黒杉は、シルクの視界確保の行動を見逃さなかった。

そのまま、【跳躍】【加速】で、一気に距離を詰めて、シルクに触れようとする。


───残り5cm。


あと少し!


───残り4cm。


あと少し!!


───残り3cm


あともう少しで届くんだ!!!


───残り2㎝。


届けえええええええ!!


───残り1・・・。


あと少しのところで、突如、シルクが光り出す。

それと同時に、何かの衝撃で吹き飛ばされた。

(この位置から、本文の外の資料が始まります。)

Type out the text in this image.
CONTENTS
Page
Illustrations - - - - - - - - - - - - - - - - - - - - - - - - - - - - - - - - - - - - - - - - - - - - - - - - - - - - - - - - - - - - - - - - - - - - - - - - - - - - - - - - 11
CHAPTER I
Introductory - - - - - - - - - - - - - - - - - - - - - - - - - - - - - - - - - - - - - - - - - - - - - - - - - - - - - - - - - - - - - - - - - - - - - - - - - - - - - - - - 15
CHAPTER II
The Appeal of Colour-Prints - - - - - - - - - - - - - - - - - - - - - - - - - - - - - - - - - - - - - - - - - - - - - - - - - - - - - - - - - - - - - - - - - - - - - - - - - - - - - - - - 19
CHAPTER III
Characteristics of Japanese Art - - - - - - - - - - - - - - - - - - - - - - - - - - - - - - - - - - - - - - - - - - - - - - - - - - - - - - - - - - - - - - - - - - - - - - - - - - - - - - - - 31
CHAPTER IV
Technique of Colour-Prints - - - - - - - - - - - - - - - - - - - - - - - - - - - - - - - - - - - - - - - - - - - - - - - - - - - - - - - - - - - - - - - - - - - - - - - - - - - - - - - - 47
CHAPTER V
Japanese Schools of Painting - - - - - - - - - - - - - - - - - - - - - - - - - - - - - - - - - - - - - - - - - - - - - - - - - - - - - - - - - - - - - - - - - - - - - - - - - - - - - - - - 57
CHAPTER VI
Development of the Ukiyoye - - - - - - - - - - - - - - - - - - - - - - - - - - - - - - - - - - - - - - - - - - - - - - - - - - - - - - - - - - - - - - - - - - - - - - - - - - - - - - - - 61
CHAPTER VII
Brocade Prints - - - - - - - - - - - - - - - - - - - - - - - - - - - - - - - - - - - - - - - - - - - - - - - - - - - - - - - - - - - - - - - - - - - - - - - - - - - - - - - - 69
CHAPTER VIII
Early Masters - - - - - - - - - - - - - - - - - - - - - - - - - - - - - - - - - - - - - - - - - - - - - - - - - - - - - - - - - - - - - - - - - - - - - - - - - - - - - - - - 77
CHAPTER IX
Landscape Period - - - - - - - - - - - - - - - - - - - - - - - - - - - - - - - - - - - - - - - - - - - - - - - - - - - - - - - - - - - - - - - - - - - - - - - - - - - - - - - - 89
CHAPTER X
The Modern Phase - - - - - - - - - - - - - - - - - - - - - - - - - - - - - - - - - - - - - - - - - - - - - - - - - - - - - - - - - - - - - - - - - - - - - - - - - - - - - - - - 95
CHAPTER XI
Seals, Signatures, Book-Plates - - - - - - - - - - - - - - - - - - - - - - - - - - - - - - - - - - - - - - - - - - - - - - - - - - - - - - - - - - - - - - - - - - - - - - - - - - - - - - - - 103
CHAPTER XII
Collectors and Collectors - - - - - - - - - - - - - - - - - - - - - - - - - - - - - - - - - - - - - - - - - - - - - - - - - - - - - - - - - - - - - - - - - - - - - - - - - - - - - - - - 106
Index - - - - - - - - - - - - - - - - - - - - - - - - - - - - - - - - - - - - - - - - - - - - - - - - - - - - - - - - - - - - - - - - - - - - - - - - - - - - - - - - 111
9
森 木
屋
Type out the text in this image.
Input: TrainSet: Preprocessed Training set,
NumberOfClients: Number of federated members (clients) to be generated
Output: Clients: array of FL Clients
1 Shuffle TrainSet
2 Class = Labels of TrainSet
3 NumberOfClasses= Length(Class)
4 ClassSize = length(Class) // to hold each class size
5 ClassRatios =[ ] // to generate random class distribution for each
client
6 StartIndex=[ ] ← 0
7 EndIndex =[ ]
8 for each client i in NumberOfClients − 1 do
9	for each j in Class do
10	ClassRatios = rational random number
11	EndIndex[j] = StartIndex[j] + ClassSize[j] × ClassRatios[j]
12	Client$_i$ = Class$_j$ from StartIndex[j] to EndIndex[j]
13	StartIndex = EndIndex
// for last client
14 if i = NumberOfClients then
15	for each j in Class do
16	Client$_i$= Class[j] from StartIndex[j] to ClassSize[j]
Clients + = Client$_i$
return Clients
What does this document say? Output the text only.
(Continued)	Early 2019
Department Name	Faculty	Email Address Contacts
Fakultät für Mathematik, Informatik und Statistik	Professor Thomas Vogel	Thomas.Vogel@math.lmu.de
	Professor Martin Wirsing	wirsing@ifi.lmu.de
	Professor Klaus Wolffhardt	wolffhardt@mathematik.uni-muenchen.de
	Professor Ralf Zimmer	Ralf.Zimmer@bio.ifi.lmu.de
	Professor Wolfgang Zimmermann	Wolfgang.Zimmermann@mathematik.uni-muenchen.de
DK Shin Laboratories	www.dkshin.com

まるで、ダンプカーにぶち当たったように。

吹き飛ばされた黒杉は、そのまま壁に向かって、一直線に背中から叩きつけられた。


「むっふうー!流石に危なかったです!よーくんは成長が早すぎます!」


そこには変身した、シルクさんがいた。


「僕を変身させたのは、褒める所です!」

「ぐ、ぐう・・・・!!」


う、動けない・・・今までの疲労がここに来て、一気にきたか・・・。


「あ、無理はしないでください!多分先ほどの吹き飛ばされたダメージがでかいと思いますので・・・って聞いてまふか!?もし、もしもーし!!?」


シルクの声は届いていなかった。

ダメージが大き過ぎる。

ここまで頑張ったんだけど、振出しに戻ってしまった。


「ヨウイチ!」


アイリスか・・・しばらく寝かせてくれ・・・。

そうして、俺は何かに抱かれるように暖かい闇に落ちて気を失った。